We appreciate that the pandemic is likely to have affected each landlord’s ability to comply fully with all regulatory requirements.
We want to understand where a landlord is unable to comply with regulatory requirements, as a consequence of the pandemic.
We also want to be able to take account of this when we assess each landlord’s performance and risk.
This will allow us to judge our level of engagement with each landlord and we will engage where required.
And you may have noticed that I’ve managed to get this far without even mentioning Brexit.

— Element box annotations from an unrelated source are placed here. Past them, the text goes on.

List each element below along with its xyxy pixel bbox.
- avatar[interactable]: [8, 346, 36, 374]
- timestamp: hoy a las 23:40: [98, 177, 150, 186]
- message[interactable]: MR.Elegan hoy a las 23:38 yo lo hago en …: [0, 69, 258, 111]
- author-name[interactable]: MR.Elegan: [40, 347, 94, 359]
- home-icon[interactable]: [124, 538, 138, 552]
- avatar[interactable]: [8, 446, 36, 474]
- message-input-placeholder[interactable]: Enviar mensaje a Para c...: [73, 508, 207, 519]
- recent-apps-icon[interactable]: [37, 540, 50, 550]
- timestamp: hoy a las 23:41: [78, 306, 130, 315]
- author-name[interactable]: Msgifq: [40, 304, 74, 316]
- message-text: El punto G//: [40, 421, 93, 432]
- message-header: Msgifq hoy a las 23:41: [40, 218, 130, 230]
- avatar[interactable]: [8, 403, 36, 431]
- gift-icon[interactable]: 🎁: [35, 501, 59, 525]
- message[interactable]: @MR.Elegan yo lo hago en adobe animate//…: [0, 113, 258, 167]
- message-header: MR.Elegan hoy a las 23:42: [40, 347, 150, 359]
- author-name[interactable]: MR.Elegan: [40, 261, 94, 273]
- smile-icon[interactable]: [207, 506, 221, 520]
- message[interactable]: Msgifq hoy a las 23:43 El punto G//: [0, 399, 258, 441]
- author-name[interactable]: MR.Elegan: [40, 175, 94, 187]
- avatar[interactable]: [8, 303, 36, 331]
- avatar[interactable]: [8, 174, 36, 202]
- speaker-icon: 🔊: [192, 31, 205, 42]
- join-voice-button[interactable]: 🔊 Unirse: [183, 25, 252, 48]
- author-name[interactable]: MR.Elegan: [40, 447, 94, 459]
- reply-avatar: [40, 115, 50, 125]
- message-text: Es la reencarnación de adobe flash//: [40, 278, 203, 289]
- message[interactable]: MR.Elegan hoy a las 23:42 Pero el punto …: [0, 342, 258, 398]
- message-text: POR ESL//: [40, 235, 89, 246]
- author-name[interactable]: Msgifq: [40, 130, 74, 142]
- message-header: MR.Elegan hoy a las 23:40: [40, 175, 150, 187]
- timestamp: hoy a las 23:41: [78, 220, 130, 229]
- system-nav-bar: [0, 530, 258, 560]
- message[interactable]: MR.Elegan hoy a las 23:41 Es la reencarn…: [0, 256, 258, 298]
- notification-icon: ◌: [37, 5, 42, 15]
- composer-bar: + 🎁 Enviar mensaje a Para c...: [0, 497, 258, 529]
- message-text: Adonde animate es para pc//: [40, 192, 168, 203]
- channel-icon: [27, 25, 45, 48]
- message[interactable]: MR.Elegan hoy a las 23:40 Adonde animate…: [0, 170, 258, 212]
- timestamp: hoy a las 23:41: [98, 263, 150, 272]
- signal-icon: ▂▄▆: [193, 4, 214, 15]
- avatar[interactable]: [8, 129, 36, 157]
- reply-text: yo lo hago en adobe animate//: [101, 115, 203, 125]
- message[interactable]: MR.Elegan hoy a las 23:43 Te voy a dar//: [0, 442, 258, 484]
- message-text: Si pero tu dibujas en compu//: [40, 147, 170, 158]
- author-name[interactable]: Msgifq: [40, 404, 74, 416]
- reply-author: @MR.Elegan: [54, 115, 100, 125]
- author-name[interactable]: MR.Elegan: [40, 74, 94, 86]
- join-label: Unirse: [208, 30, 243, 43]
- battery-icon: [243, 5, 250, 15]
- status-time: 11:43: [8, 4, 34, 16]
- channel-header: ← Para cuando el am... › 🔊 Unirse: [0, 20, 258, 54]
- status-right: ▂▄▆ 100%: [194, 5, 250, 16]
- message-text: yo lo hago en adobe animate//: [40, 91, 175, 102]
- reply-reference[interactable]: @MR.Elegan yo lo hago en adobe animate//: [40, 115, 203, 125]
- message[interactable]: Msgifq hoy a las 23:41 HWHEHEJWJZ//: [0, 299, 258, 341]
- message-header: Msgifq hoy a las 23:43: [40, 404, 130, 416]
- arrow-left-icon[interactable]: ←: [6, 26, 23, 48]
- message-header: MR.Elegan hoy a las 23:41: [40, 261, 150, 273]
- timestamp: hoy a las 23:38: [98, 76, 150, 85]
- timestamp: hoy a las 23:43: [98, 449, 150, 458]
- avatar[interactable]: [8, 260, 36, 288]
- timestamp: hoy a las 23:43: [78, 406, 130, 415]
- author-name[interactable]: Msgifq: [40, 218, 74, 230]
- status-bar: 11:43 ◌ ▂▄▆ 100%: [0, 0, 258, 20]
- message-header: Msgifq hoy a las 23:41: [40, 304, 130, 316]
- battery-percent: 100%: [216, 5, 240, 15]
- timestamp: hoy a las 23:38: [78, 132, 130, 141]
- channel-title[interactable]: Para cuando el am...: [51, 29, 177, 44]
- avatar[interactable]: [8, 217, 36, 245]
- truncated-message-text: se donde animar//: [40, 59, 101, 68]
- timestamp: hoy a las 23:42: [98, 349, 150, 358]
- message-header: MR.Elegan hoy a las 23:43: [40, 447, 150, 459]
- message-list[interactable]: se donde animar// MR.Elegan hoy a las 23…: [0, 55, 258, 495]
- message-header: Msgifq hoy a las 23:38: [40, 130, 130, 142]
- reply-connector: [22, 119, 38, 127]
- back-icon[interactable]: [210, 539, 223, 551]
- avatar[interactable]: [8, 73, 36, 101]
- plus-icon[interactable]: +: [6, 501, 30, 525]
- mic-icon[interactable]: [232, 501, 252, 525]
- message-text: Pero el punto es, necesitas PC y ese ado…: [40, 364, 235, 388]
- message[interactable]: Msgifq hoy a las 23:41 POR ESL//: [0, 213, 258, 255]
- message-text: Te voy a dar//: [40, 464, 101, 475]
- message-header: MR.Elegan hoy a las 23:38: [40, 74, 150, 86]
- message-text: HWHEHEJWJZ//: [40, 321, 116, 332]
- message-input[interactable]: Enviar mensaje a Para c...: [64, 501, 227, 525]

But from our engagement with landlords we know that the scenario and contingency planning that you are doing around COVID-19 has also covered scenarios and contingencies in relation to Brexit.
And I would encourage any landlord who wants to talk about issues arising from Brexit to come and talk to their lead regulator.
So challenges everywhere we look.
But I want to end on a positive note.
The social housing sector is arguably the most successful and enduring public/private partnership in the UK.
And possibly the world.
And, supported by effective regulation, social landlords and their tenants have benefitted from access to low cost finance.
Simply put, our sector has proven adept at solving problems as they have emerged.
The pandemic has challenged organisational resilience as never before.
But a pragmatic approach to problem solving and a culture which emphasises candour and realism, offers a way forward.